The conventional wisdom would say that manufacturing jobs are leaving the United States to chase cheap labor, and that America will never again be able to compete with China or other nations where workers are willing to work 12 hours a day, six days a week, for just $1 or $2 an hour. This grim future of American manufacturing was summed up memorably by the straight-talking (fictional) presidential candidate Jack Stanton in the movie Primary Colors: "We now live in a world without economic borders. Push a button in New York and a billion dollars moves to Tokyo. In that world, muscle jobs go where muscle labor is cheap, and that is not here."
There's just one problem with the conventional wisdom: It's wrong. It reflects old-fashioned notions of assembly-line manufacturing that rely on human labor to insert tab A into slot B, thousands of times per shift. But while repetitive, unskilled, mind-numbing human labor may have powered the manufacturing economy of the last century, today's factories replace unskilled labor with high-tech automation that can provide spotless precision 24 hours a day, seven days a week.
So if low-cost human labor is not the deciding factor, why is America's manufacturing sector leaving our shores -- and more important, what can we do to bring it back home?
These are tough questions, with complicated, multiple-choice answers. But one thing is clear: Other countries are producing huge numbers of highly skilled, well-educated workers to oversee high-tech manufacturing, and America is falling behind.
As the Council on Competitiveness noted in its recent report, Make: An American Manufacturing Movement, "American manufacturers lack people with the necessary education and know-how to fill thousands of jobs, including skilled laborers, technicians, scientists and engineers."

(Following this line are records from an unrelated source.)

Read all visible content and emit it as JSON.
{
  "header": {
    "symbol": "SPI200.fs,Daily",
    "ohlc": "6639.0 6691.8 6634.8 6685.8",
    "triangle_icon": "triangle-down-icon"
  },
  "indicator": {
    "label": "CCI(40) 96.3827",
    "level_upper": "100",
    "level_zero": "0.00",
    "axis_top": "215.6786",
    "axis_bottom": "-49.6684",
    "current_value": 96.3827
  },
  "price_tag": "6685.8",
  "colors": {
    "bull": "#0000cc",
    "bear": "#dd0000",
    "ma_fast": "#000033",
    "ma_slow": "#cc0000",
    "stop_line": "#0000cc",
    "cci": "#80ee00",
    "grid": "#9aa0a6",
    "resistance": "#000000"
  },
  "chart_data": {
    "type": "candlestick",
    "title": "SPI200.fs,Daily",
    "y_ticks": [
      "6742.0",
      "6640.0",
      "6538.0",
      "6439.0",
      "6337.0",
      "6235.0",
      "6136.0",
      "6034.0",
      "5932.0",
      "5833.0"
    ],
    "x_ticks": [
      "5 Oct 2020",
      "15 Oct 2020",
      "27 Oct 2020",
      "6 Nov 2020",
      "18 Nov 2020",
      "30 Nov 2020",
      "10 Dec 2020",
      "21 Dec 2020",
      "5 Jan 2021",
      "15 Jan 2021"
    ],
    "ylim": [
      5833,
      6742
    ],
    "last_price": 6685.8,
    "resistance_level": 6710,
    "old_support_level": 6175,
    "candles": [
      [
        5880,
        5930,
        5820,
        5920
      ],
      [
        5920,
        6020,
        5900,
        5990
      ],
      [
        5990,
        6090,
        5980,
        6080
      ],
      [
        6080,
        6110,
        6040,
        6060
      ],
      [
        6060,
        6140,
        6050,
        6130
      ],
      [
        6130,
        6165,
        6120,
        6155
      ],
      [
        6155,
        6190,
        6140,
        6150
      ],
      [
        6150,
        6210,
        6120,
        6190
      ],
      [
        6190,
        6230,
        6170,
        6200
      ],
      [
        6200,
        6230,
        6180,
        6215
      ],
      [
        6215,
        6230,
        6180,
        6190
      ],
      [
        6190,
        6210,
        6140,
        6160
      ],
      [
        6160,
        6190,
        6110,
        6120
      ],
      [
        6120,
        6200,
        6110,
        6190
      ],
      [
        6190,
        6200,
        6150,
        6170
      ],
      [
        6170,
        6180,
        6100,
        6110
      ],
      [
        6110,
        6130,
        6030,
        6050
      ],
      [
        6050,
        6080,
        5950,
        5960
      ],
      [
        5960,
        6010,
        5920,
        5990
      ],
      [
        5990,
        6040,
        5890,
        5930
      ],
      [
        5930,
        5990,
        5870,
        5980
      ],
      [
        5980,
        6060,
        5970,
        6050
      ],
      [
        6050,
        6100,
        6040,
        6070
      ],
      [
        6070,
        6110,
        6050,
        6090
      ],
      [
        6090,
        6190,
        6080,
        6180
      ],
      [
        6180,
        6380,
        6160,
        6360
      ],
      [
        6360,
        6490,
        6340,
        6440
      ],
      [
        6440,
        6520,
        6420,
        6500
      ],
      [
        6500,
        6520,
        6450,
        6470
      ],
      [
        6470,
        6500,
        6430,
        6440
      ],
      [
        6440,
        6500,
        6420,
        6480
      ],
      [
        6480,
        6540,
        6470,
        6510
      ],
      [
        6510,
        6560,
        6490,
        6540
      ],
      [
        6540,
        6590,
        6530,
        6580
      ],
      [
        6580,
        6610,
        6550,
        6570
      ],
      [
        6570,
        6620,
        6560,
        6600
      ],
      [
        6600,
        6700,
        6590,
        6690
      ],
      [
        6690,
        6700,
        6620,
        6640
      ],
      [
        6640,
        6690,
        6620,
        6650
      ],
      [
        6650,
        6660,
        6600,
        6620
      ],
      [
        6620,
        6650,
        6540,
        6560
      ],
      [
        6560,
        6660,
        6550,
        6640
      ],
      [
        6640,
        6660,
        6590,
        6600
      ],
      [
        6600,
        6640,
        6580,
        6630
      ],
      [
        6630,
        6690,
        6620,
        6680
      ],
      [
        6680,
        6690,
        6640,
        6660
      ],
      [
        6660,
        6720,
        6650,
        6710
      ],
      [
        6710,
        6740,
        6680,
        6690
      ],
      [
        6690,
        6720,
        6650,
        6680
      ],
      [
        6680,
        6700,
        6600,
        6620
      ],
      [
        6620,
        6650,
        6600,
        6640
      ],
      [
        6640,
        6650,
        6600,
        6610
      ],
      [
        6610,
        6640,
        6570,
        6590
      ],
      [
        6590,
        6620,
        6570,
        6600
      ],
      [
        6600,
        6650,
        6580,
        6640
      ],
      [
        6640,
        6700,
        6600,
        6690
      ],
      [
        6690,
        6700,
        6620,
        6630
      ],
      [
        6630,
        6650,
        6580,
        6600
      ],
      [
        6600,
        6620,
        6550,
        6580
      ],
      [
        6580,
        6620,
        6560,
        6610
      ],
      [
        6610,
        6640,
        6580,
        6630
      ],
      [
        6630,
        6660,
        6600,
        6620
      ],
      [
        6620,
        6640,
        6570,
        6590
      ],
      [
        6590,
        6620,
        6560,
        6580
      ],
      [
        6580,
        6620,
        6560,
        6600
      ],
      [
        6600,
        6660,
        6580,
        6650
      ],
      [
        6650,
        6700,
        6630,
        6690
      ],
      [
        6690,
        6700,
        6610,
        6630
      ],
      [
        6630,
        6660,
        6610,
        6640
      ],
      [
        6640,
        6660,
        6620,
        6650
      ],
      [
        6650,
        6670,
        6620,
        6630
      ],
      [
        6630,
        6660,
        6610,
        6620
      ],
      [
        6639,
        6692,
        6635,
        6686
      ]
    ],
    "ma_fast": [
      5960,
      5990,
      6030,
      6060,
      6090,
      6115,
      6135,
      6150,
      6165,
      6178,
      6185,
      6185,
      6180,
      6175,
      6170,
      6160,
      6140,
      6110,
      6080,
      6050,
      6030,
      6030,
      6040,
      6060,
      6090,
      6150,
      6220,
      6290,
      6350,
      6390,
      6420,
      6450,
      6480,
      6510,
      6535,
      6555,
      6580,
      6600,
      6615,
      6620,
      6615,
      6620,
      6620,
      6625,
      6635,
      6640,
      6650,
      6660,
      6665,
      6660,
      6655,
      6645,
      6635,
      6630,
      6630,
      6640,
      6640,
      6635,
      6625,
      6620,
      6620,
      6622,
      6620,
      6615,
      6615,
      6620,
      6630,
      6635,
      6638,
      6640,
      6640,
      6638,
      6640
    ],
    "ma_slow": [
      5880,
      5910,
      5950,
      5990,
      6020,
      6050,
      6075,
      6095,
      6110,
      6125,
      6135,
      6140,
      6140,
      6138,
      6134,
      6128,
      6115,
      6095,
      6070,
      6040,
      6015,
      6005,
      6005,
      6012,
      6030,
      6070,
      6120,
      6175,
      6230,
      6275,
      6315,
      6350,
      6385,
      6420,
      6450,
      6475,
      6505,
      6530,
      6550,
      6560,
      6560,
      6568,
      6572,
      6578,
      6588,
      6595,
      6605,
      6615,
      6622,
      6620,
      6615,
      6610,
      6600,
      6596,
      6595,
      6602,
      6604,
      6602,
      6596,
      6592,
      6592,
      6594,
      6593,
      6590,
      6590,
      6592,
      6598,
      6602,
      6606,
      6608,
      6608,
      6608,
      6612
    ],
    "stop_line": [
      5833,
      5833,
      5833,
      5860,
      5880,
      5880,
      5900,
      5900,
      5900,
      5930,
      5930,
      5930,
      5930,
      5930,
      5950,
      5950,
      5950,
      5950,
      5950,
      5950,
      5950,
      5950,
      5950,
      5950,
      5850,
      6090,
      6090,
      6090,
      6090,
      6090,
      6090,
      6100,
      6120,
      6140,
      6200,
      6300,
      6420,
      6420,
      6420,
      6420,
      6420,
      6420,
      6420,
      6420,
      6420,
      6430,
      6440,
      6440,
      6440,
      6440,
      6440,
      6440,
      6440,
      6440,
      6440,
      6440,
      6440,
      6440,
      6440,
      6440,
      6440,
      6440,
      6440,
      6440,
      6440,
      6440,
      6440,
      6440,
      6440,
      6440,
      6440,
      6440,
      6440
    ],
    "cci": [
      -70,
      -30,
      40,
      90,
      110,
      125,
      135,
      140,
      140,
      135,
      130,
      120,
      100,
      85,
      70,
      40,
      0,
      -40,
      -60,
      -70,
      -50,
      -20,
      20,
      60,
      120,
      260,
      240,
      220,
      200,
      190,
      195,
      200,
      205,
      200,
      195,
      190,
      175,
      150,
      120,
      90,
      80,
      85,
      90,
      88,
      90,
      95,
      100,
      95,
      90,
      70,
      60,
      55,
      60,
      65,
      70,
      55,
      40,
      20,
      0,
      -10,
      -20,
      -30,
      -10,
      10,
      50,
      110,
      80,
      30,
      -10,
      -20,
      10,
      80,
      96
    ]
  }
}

The recent article in the New York Times on Apple's decision to outsource production summed up the problem in a single anecdote: When the iPhone was first going into production, "Apple's executives had estimated that about 8,700 industrial engineers were needed to oversee and guide the 200,000 assembly-line workers eventually involved in manufacturing iPhones. The company's analysts had forecast it would take as long as nine months to find that many qualified engineers in the United States.
"In China, it took 15 days."
Something is very wrong when good jobs go overseas because American corporations can't find enough qualified Americans to fill them here.
Let me stress: This problem has nothing to do with the ability or intelligence of American workers. We simply haven't been providing the training those workers need to fill those spots -- and we haven't been working in partnership with U.S. companies to make sure those jobs will be here when those workers complete their diplomas or training certificates.
We have to solve this problem, and we have to do it fast. Partly, we need to make sure that Americans who want to work have the skills they need to fill the available jobs. That means investing in community colleges and training programs that are tightly aligned with the current and anticipated needs of our high-tech companies.
But even more important, we need to "reshore" American manufacturing to create the kinds of productive innovation ecosystems that are powering our overseas competitors. U.S. companies cannot expect to prosper with an "Invent it here, make it there" business model. We need to invest in new hubs of industrial innovation that will bring together researchers, inventors, investors, manufacturers -- and factory workers.
When designers and engineers at high-tech companies share a roof, a campus or a zip code with their factory foremen, it creates opportunities to discuss ideas, test theories and solve problems. Ultimately, those ideas flowing back and forth between the R&D department and the factory floor result in better consumer products, increased sales, and higher profits.
As the fictional Jack Stanton noted, to compete successfully in the new global economy, "You have to exercise a different muscle -- the one between your ears." That's true for American workers, and it's true for American companies. We can never hope to be the world's cheapest labor force. Our only hope is to become the world's smartest -- and that, I believe, we can do.